Gabrielle Bernadette-Shapiro
Individual grantee Gabriel Bernadett-Shapiro created AI OSINT Workshops and AI Security Starter Kits to provide technical training and free tools to students, journalists, investigators, and information security professionals. His work has been particularly influential in providing international atrocity crime investigators and intelligence studies students at Johns Hopkins University with advanced AI tools for critical environments.
Breuer Institute at Dartmouth
Professor Adam Breuer’s lab at Dartmouth focuses on developing defense techniques to protect neural networks against attacks that reconstruct individual training data. Their approach aims to address critical challenges in the field of AI security by preventing these attacks without sacrificing model accuracy or efficiency.

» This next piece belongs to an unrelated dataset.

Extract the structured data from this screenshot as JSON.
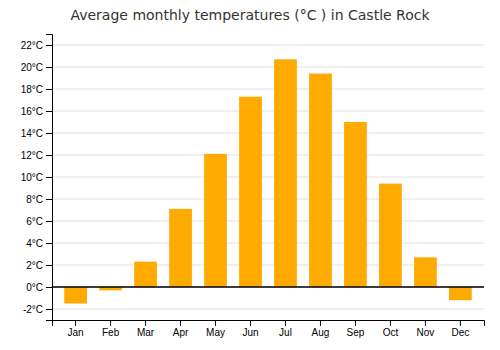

Security Research Institute Boston University (SeclaBU)
Ph.D. from Boston University. Candidate Saad Ullah, Professor Gianluca Stringhini and Professor Ayse Coskun are working to improve the LLM’s ability to detect and fix code vulnerabilities. Their research can help cyber defenders identify and prevent code exploits before they are used maliciously.
CY-PHY Security Lab at the University of Santa Cruz (UCSC)
Professor Alvaro Cardenas’ research group at UCSC is investigating how to use fundamental models to design autonomous cyber defense agents. Their project compares the effectiveness of baseline models and reinforcement learning (RL) trained targets in improving network security and threat intelligence classification.
MIT Computer Science and Artificial Intelligence Laboratory (MIT CSAIL)
Researchers Stephen Moskal, Erik Hemberg, and Una-May O’Reilly at MIT CSAIL are exploring automation of decision-making processes and actionable responses using prompt engineering in the planning-acting-reporting loop for red teaming. We are also examining LLM agent capabilities in the Capture-the-Flag (CTF) challenge, an exercise designed to identify vulnerabilities in a controlled environment.